Homer Simpson and Moe drinking beer
Google DeepMind computer scientists say artificial intelligence is still struggling to comprehend common Homer Simpson actions like drinking beer and eating donuts 20th Century Fox

D'oh! You'd never believe it, but in a new research paper, computer scientists at Google DeepMind have admitted that its artificial intelligence technology still struggles to identify many common human behaviours that Homer Simpson exhibits – whether it's eating doughnuts or crisps, falling on his face, yawning or drinking beer.

To try to get the DeepMind AI neural network to understand and recognise human behaviour, researchers created a huge dataset of over 300,000 YouTube video clips showing human actions.

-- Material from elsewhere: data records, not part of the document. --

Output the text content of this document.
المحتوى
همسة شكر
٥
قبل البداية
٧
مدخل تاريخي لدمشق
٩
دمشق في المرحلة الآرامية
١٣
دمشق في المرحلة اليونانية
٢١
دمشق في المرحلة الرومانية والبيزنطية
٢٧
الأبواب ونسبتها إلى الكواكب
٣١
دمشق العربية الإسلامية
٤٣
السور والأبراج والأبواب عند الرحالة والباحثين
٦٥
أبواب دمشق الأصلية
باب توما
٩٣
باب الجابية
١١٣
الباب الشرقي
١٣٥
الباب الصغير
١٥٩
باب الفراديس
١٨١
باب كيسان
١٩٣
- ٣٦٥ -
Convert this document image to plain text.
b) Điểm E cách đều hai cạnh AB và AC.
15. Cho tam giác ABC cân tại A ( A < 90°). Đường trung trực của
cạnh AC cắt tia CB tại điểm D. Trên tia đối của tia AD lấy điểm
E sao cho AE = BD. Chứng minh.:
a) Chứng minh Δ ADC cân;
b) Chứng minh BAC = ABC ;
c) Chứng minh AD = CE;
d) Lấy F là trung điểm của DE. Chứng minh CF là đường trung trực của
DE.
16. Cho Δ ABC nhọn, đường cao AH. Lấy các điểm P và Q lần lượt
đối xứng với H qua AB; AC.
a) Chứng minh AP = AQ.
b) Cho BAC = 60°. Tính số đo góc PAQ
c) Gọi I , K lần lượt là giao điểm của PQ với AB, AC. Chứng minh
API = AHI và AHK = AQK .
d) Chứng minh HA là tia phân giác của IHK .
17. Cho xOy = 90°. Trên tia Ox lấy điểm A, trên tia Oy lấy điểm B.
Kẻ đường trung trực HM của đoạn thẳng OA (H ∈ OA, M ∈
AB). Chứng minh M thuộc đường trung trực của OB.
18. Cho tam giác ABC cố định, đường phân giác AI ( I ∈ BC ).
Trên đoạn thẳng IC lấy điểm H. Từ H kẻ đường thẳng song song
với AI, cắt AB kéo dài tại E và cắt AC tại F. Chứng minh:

While none of the clips actually featured Homer Simpson, many of the foods, actions and behaviours the system was unable to recognise bore a striking pattern to the animated character's ways, which the researchers had a little fun with.

They also enlisted online workers from Amazon's Mechanical Turk service to look at common types of human behaviour and break it down into a labelled guide containing 400 human action classes, ranging from everything from "brushing hair" to "riding a unicycle" to "playing a violin", with each class corresponding to at least 400 video clips.

When the Kinetics dataset was complete, the researchers then began training the neural network to recognise human actions – a machine learning technique known as "supervised learning".

Neural network struggled with body movements

The problem with artificial intelligence is that, in some cases, computers are still far less smart than even a human baby, so when the researchers played a series of video clips and asked the neural network to identify the human actions displayed, sometimes the neural network became confused.

The neural network found it most difficult to distinguish what exactly humans were eating, whether it was hotdogs, donuts or crisps. It was also unable to understand different dance movements and actions that only affected one part of the body, such as sniffing, sneezing, headbutting, slapping, shaking hands or playing the Rock, Paper, Scissors hand game.

However, the neural network was conversely very good at identifying people presenting the weather forecast; a person riding a mechanical bull; sled dog racing; people playing squash; an individual filling in their eyebrows with makeup; bench presses and pull ups; a baby crawling; someone weaving a basket; horse riding; bowling; or someone swinging from a trapeze.

No inherent gender bias detected

What is a neural network?

Neural networks are large networks of artificially intelligent classical computers that are trained using computer algorithms to solve complex problems in a similar way to the human central nervous system, whereby different layers examine different parts of the problem and combine to produce an answer.

In the last two years, computer scientists have demonstrated that neural networks can process images to produce surprising results, such as psychedelic paintings and amazing selfie filters, or use the images to learn to recognise and detect patterns, such as recognising blurred faces from photographs, or predicting social unrest several days in advance.

However, it is still difficult to teach computers to think like a human, and research continues.

There are increasing concerns that the results produced from big data analytics could have a tendency to be biased and discriminate against a particular subset of people, for example, low income families or certain ethnic groups, due to the data or the language inputs being inherently biased.

The computer scientists analysed the dataset and found that there was no single gender that was more dominant in 340 out of the 400 human action classes, so for example, the neural network was just as able to identify a female playing a game of poker as it would a male.

The open access paper describing how the dataset works, entitled "The Kinetics Human Action Video Dataset" is available on the arXiv preprint server.

"AI systems are now very good at recognising objects in images, but still have trouble making sense of videos. One of the main reasons for this is that the research community has so far lacked a large, high-quality video dataset," a DeepMind spokesperson told IEEE Spectrum.

"Video understanding represents a significant challenge for the research community, and we are in the very early stages with this. Any real-world applications are still a really long way off, but you can see potential in areas such as medicine, for example, aiding the diagnosis of heart problems in echocardiograms."